UF researchers pinpoint unlikely ally in cancer fight

May 26, 2004

GAINESVILLE, Fla. — Physicians may be able to unleash the deadly side of a helpful free radical scavenger in the fight against cancer, say researchers at the University of Florida Health Science Center.

Scientists have slightly changed the molecular structure of a naturally occurring enzyme that protects cells by disarming destructive molecules called free radicals, causing a Jekyll-and-Hyde transformation – the enzyme becomes so efficient at mopping up free radicals that it floods cells with toxic levels of hydrogen peroxide, a naturally occurring chemical in the body that is also used in households as a disinfectant.

If delivered to a tumor through a virus, the enzyme brings a crippling rain of hydrogen peroxide down on the rampaging cancer cells. Scientists at the UF Shands Cancer Center and UF’s Evelyn F. and William L. McKnight Brain Institute have used the technique to slow the growth of human lung cancer tumors in mice, according to a recent article in The Journal of Biological Chemistry.

Although untested in humans, researchers hope targeting tumors with the mutated enzyme in combination with drug and radiation therapies will be lethal to cancer. Nearly 25 percent of all deaths in the United States are because of cancer, according to the National Cancer Institute.

“In a human, you would have to inject the virus in the tumor enough times to infect enough cells to make the tumor shrink and die,” said Harry Nick, a professor of neuroscience, medicine and pediatrics in UF’s College of Medicine. “Alone, maybe that’s not enough. But if you were able to add radiation treatments or chemotherapeutic drugs, which also create free radicals, you would increase the anti-tumor potency of this enzyme.”

Free radicals are unbalanced molecules that have lost electrons, usually through natural processes, such as breathing. The body routinely handles free radicals, and even creates them to fight viruses and bacteria. But these off-kilter molecules attempt to stabilize themselves by stealing electrons from nearby molecules, sometimes creating a storm of highly energized particles that damages cells. They’ve even been implicated as a cause of cancer.

UF Health Science Center researchers examined a naturally occurring antioxidant enzyme known as manganese-superoxide dismutase, which maintains cell health by converting destructive oxygen radicals into less troublesome hydrogen peroxide.

Working with the Scripps Research Institute in San Diego, three-dimensional images of the enzyme’s proteins were generated to obtain structural data at an atomic level. At that point, UF scientists, including lead researcher Christopher A. Davis, changed the enzyme by tinkering with individual amino acids.

One mutation slowed the enzyme’s reaction, possibly reducing its usefulness in cell maintenance.
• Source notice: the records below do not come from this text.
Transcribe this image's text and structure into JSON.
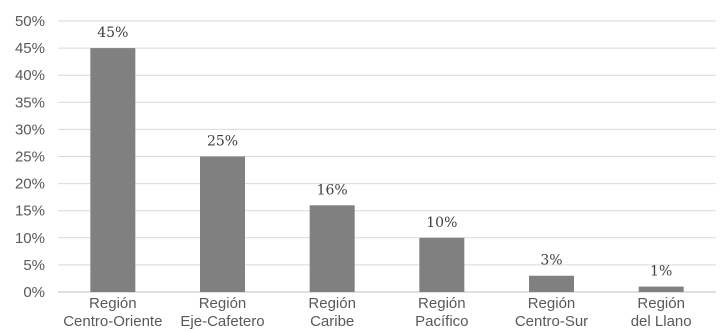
{
  "chart_data": {
    "type": "bar",
    "categories": [
      [
        "Región",
        "Centro-Oriente"
      ],
      [
        "Región",
        "Eje-Cafetero"
      ],
      [
        "Región",
        "Caribe"
      ],
      [
        "Región",
        "Pacífico"
      ],
      [
        "Región",
        "Centro-Sur"
      ],
      [
        "Región",
        "del Llano"
      ]
    ],
    "values": [
      45,
      25,
      16,
      10,
      3,
      1
    ],
    "data_labels": [
      "45%",
      "25%",
      "16%",
      "10%",
      "3%",
      "1%"
    ],
    "ylim": [
      0,
      50
    ],
    "y_ticks": [
      "0%",
      "5%",
      "10%",
      "15%",
      "20%",
      "25%",
      "30%",
      "35%",
      "40%",
      "45%",
      "50%"
    ],
    "grid": true,
    "legend": false,
    "bar_color": "#808080"
  }
}
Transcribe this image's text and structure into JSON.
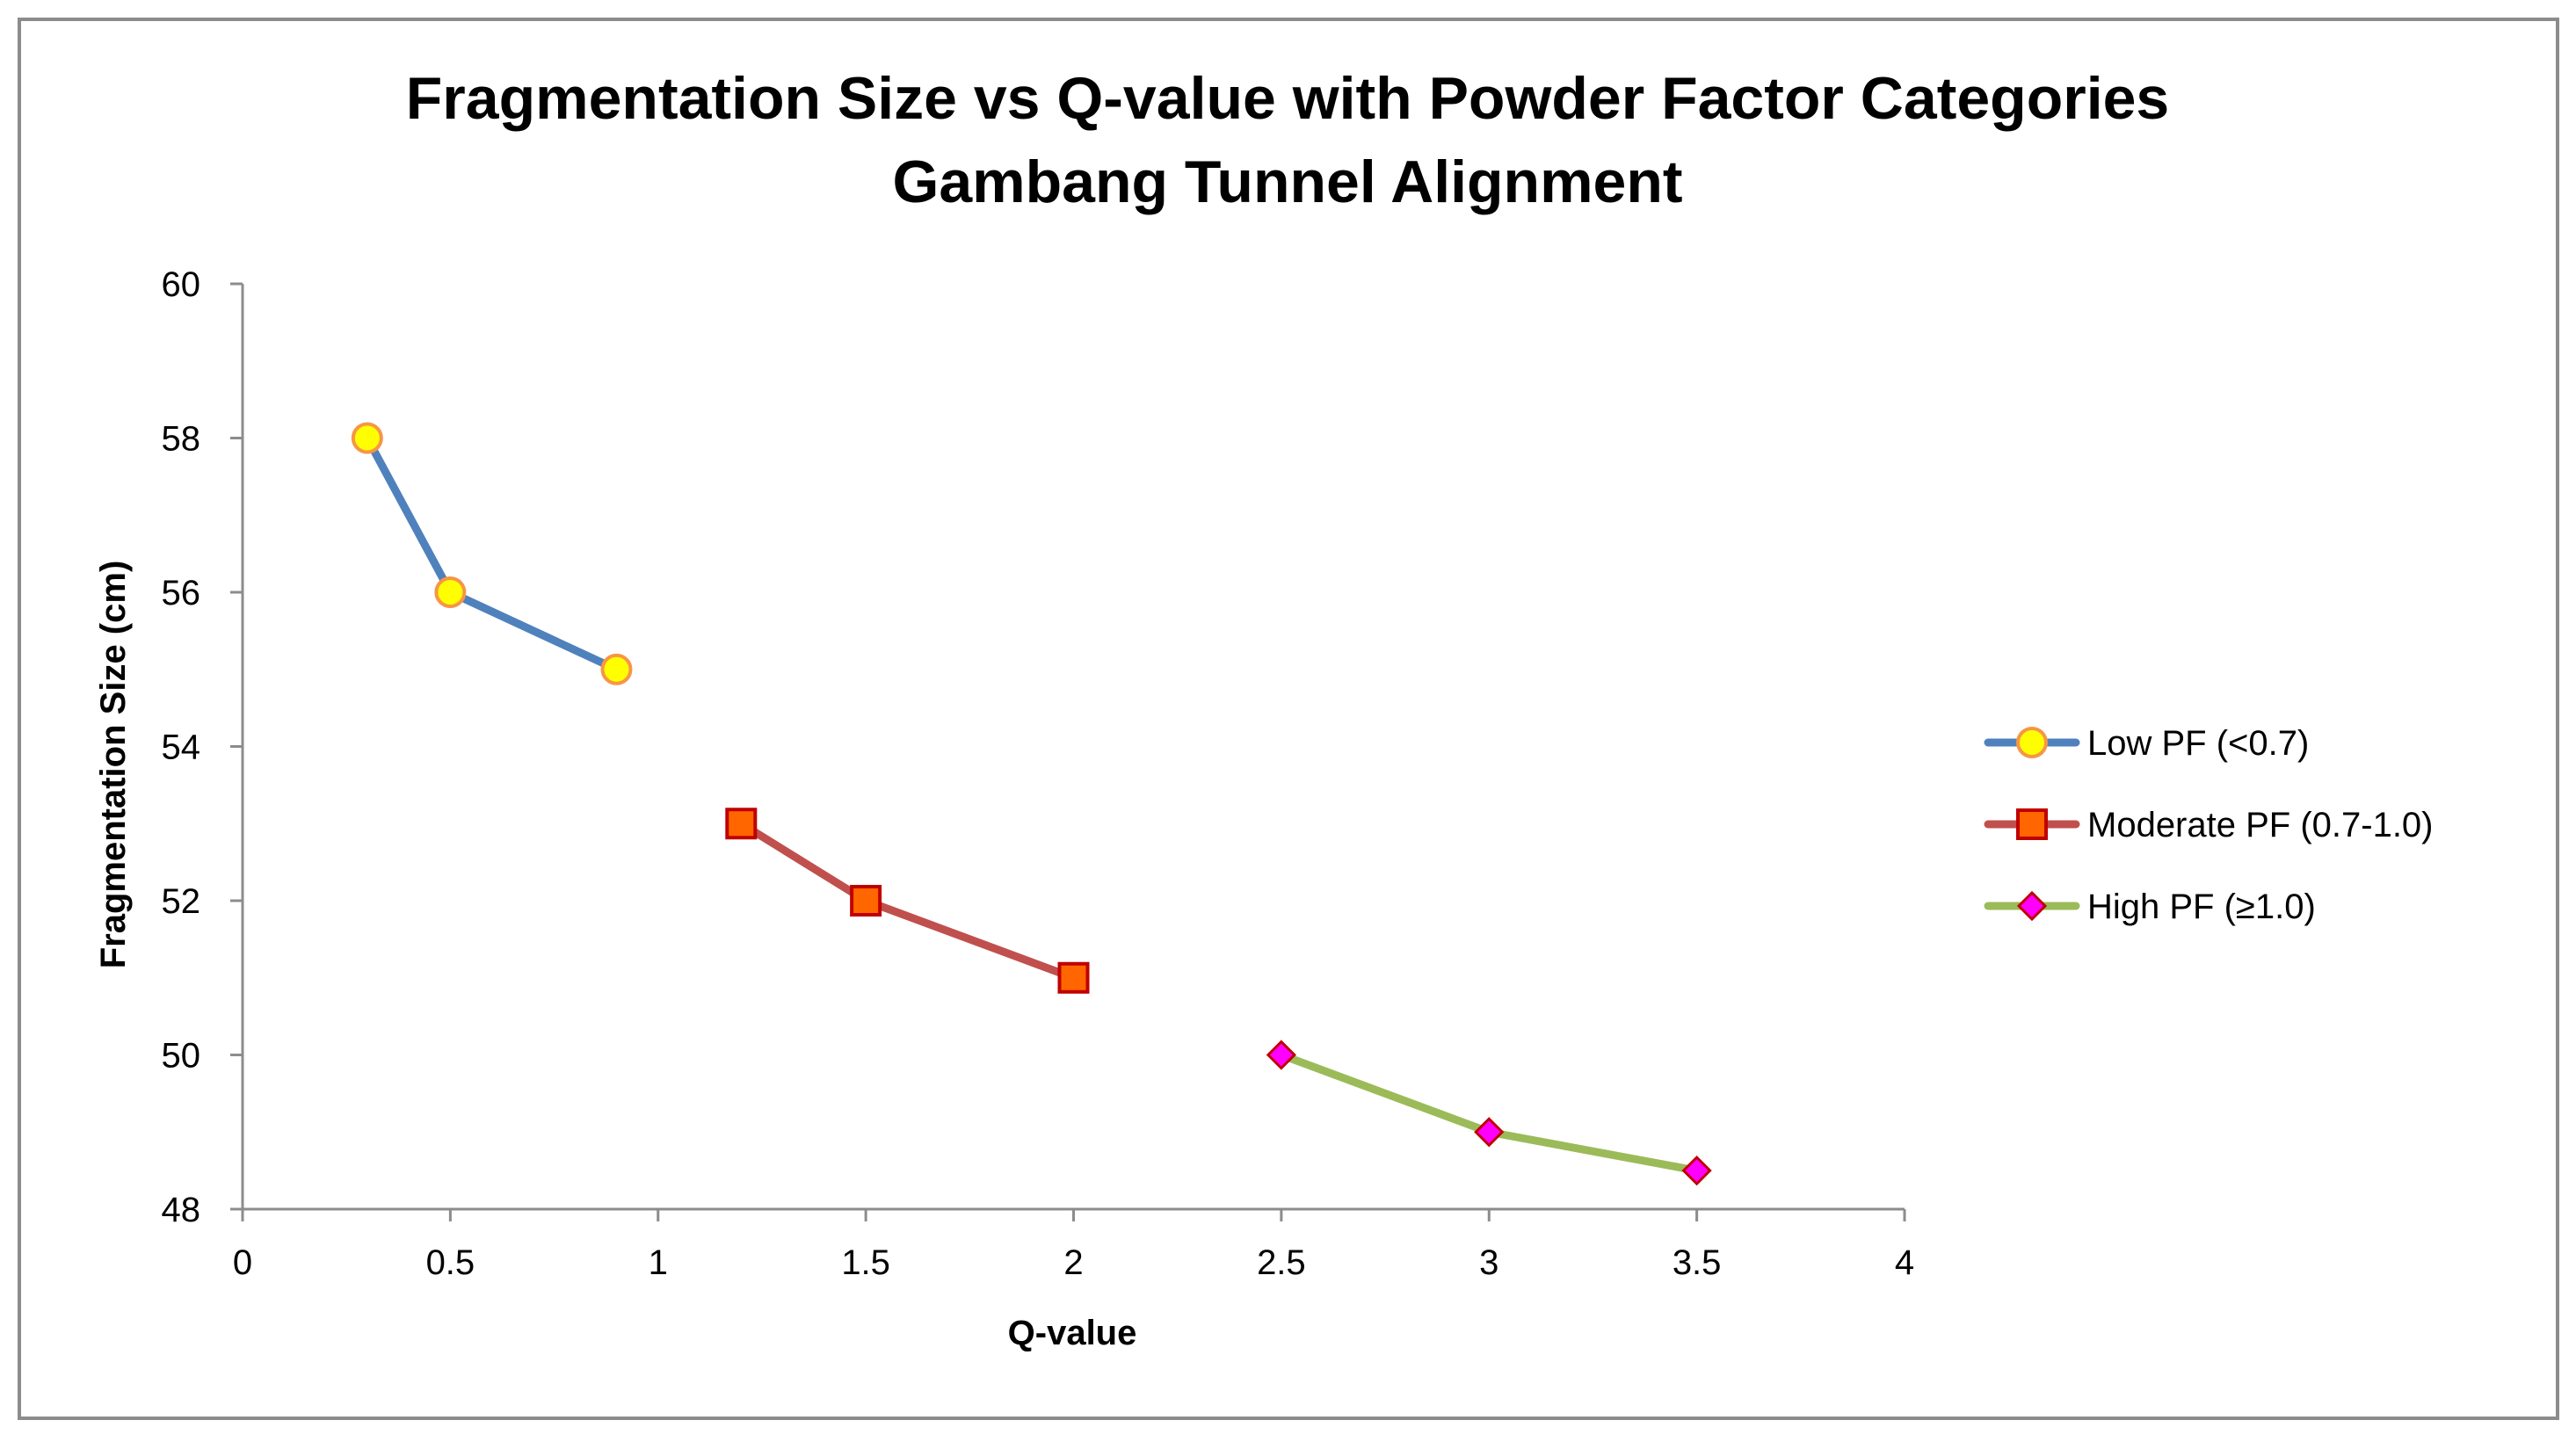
{
  "chart_data": {
    "type": "line",
    "title_lines": [
      "Fragmentation Size vs Q-value with Powder Factor Categories",
      "Gambang Tunnel Alignment"
    ],
    "xlabel": "Q-value",
    "ylabel": "Fragmentation Size (cm)",
    "xlim": [
      0,
      4
    ],
    "ylim": [
      48,
      60
    ],
    "x_ticks": [
      0,
      0.5,
      1,
      1.5,
      2,
      2.5,
      3,
      3.5,
      4
    ],
    "x_tick_labels": [
      "0",
      "0.5",
      "1",
      "1.5",
      "2",
      "2.5",
      "3",
      "3.5",
      "4"
    ],
    "y_ticks": [
      48,
      50,
      52,
      54,
      56,
      58,
      60
    ],
    "y_tick_labels": [
      "48",
      "50",
      "52",
      "54",
      "56",
      "58",
      "60"
    ],
    "grid": false,
    "legend_position": "right",
    "series": [
      {
        "name": "Low PF (<0.7)",
        "x": [
          0.3,
          0.5,
          0.9
        ],
        "y": [
          58,
          56,
          55
        ],
        "line_color": "#4F81BD",
        "marker": "circle",
        "marker_fill": "#FFFF00",
        "marker_stroke": "#F79646"
      },
      {
        "name": "Moderate PF (0.7-1.0)",
        "x": [
          1.2,
          1.5,
          2.0
        ],
        "y": [
          53,
          52,
          51
        ],
        "line_color": "#C0504D",
        "marker": "square",
        "marker_fill": "#FF6600",
        "marker_stroke": "#C00000"
      },
      {
        "name": "High PF (≥1.0)",
        "x": [
          2.5,
          3.0,
          3.5
        ],
        "y": [
          50,
          49,
          48.5
        ],
        "line_color": "#9BBB59",
        "marker": "diamond",
        "marker_fill": "#FF00FF",
        "marker_stroke": "#C00000"
      }
    ]
  }
}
Another mutation – a single swap of the amino acid histidine with arginine – made it work much faster, suggesting it would work well as a free radical scavenger.

However, in the process of cleaning up free radicals at an accelerated rate, the mutated enzyme released poisonous levels of hydrogen peroxide.

“We started with the structure of the enzyme with the thought that we were going to make a better mousetrap, which we did,” Nick said. “But instead of doing what we thought it would do, which would be protective, it killed cells, making it useful from a cancer standpoint. We almost couldn’t study the cells because they died so quickly.”

Researchers observed the toxic effect in cultured human cells and in mice modeling tumor growth. In the mice, scientists infected the tumor cells with a virus that expressed the mutated enzyme, then compared the cells with others infected with a virus carrying the natural enzyme.

“A striking inhibition of tumor growth” was observed in the group infected with the mutated enzyme compared with the animals infected with the normal enzyme or with the virus alone, scientists wrote in the article. But nearby healthy cells were not affected.

The work, which involved a multidisciplinary collaboration of UF scientists from pharmacology, medicine and neuroscience, was funded by the UF Shands Cancer Center and grants from the National Institutes of Health. Scientists say one of the next steps will be to observe in animals how the mutated enzyme works against tumors in combination with traditional cancer treatments.

Similar research is under way at the University of Iowa, where scientists have experimented with the naturally occurring form of the enzyme against tumors.

“We’ve found that over expressing the regular enzyme inhibits tumor growth,” said Larry W. Oberley, director of the Free Radical and Radiation Biology Graduate Program at the University of Iowa. “But we think that the engineered enzyme will work even better against tumors because it upsets the natural balance by producing more hydrogen peroxide than the cell is equipped to handle. Its potential for treatment is wonderful.”